Nearby signage provided a little insight:
Minor misspelling aside, what this doesn’t tell you is that Sugihara-san, a dedicated career diplomat, was seriously criticized after the first 1800 visas were issued and then promptly fired from his job when he returned to Tokyo after the war. Looking at this memorial reminded me of the feelings I had last summer in Nagaoka when I visited the memorial for Isoroku Yamagato, the Japanese admiral who had been the most unwilling architect of Pearl Harbor. As you may recall from that post, he was a deep pacifist, loved the United States, and actually was trying to inflict the least pain possible under the circumstances.
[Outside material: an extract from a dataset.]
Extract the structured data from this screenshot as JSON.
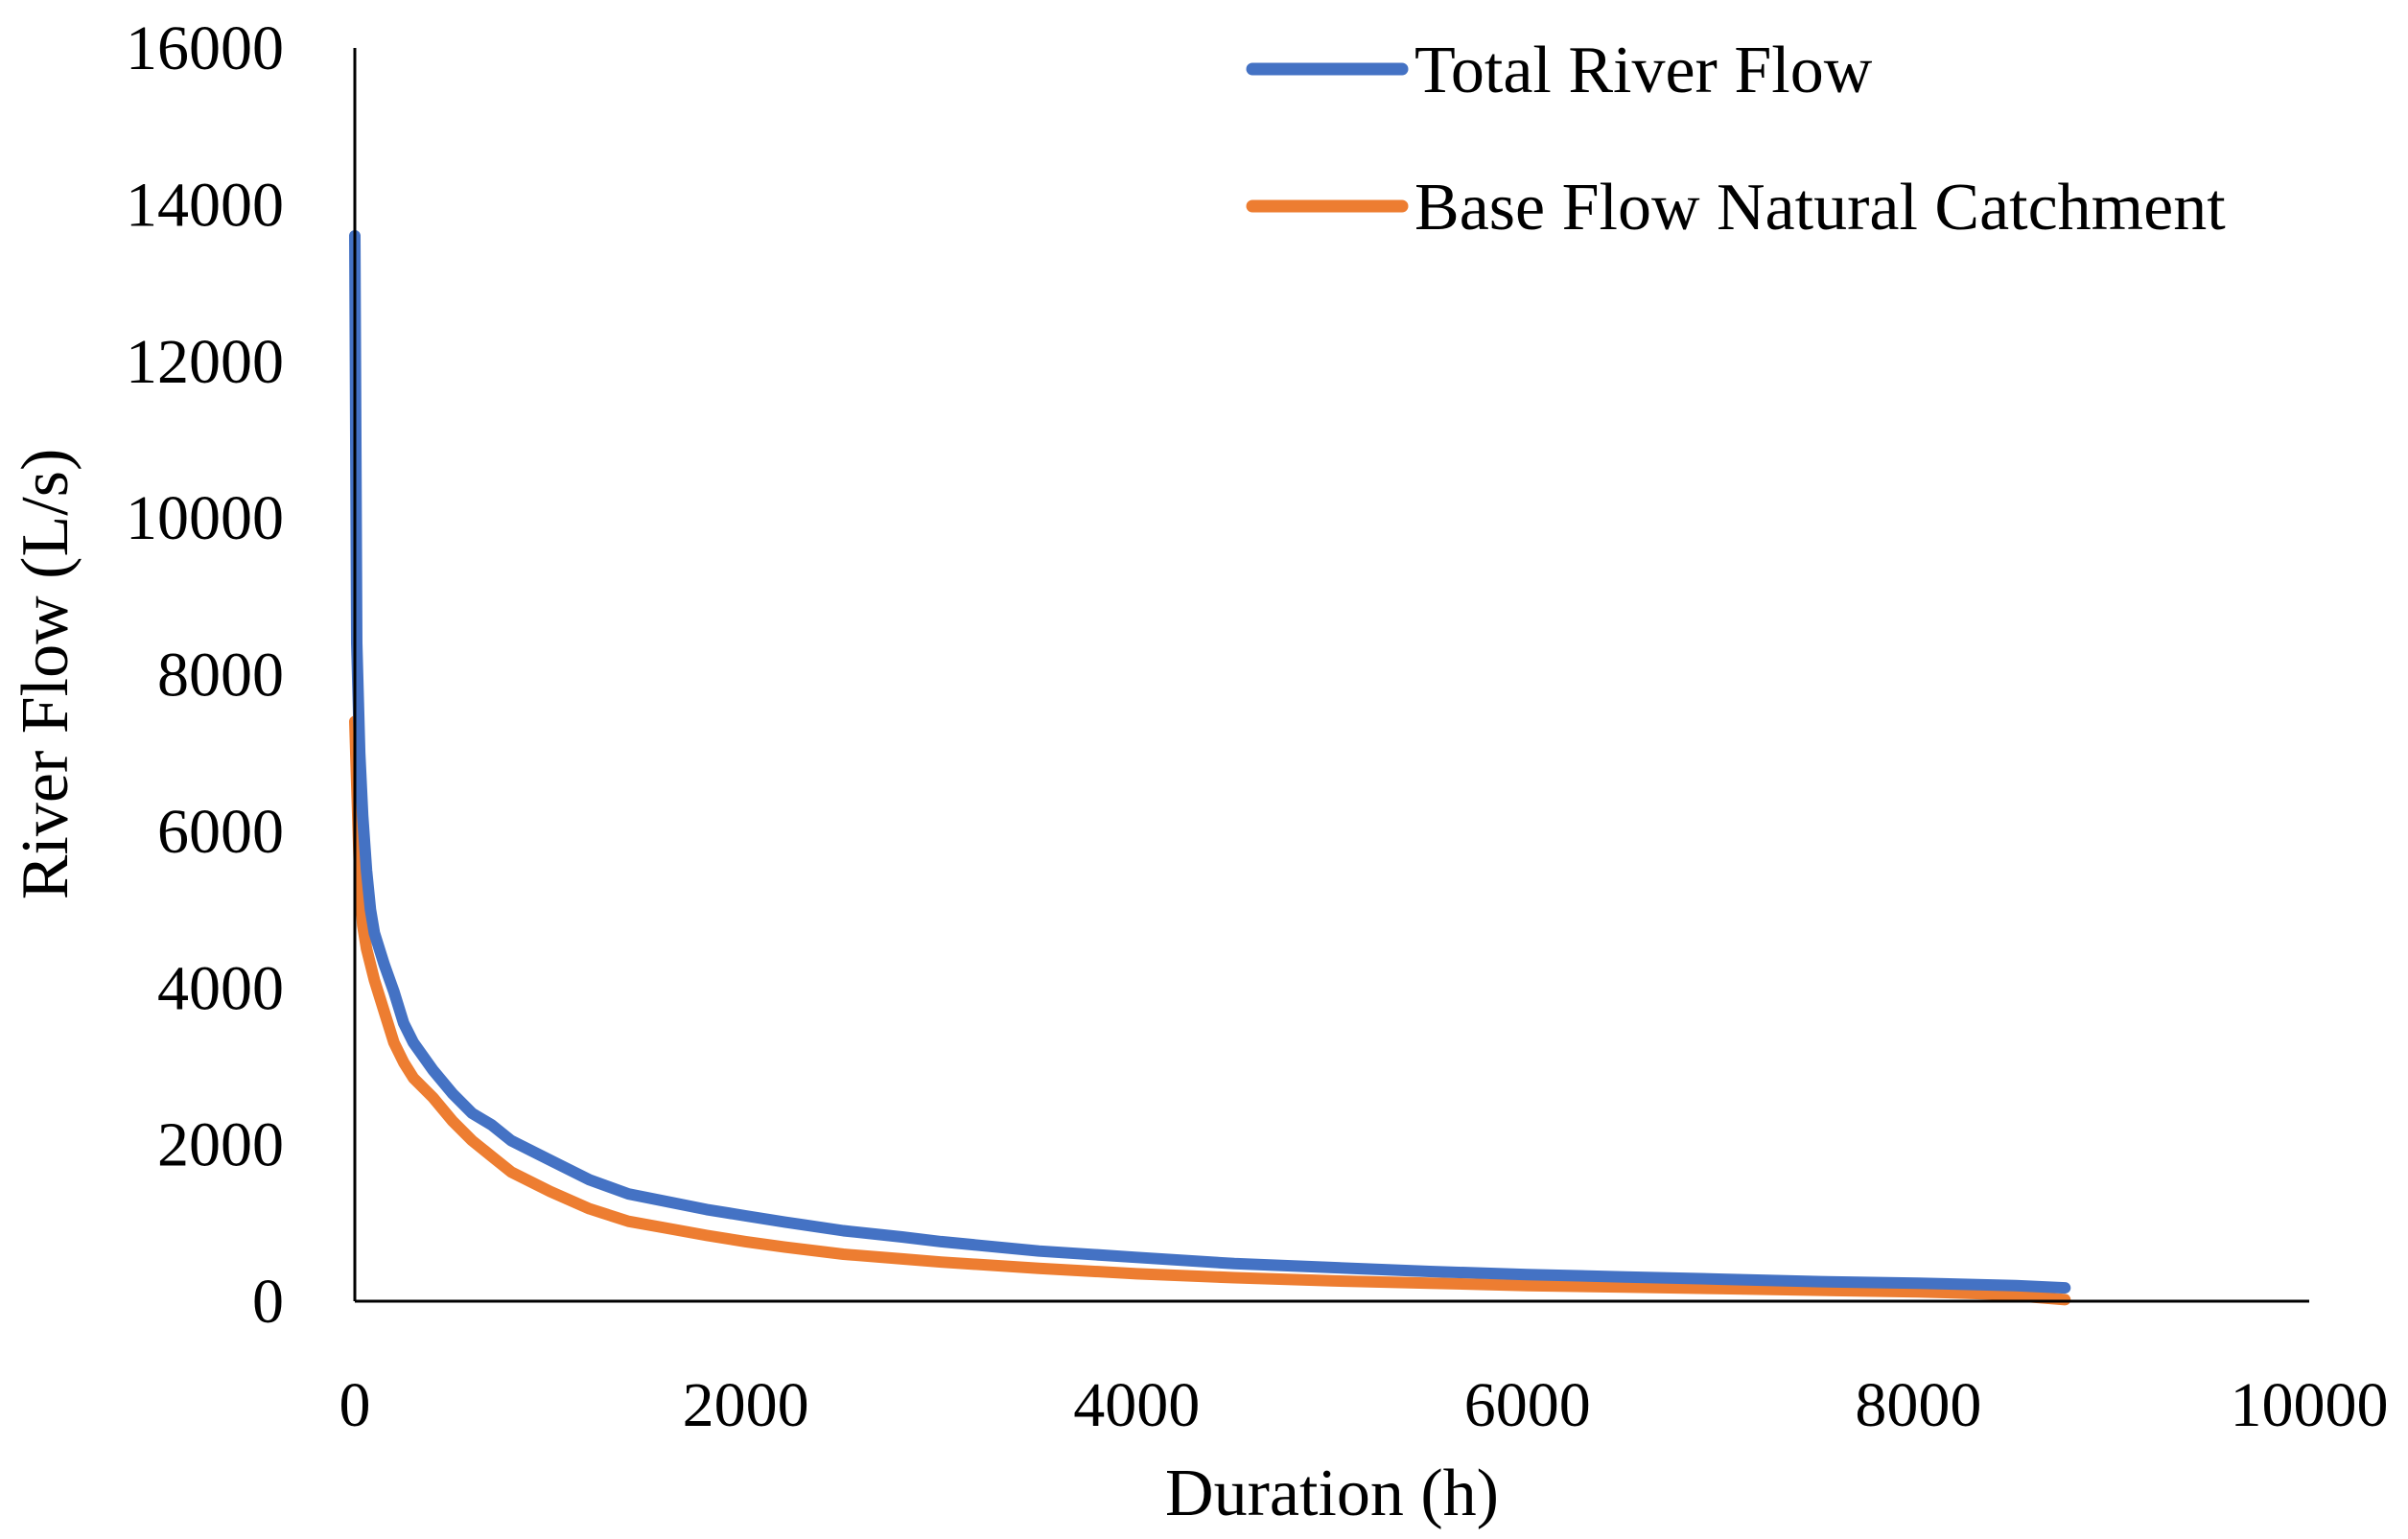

This is not to say that Japanese people have any particular market on extraordinary sacrifice; just that these two souls and their choices of action have affected me deeply this year. Here’s a shot of some of the people Sugihara-san tried to save, standing outside his consulate in 1940:
There are quite a few other diplomats, I’m learning, who took similar actions during this period. (There may be a book in this.)
One always wonders how and why the Nazis were able to marshal so many forces to do so many terrible deeds. This translation of the actions being taken behind the murder of Jews in Lithuania and by extension everywhere else gives one insight:
…that principle being, of course, that Jews were sub-human and at risk of destroying the Aryan gene pool. That being said, if it weren’t enough to eliminate ALL the people, the entire physical manifestation of the community in purely physical terms had to be eliminated as well.
There are many examples of this, of course, but the use of cemetery tombstones is particularly poignant. Here is a whetstone used by a farmer for sharpening knives and other objects:
And if small home appliances weren’t enough, the thrifty Soviets used similar material in their some of their building projects during the post-war era, here for example a fence at a secondary school:
Let’s take a moment to acknowledge the simple fact that there ARE Jewish museums in Vilnius (and other sites throughout the region), a tribute in and of itself to the enormous determination and fidelity of those few who indeed remained or returned. I salute their efforts and wish them well. I leave you with a final image, a sculpture representing those who had to suffer what many of us can not even imagine. May that always be so.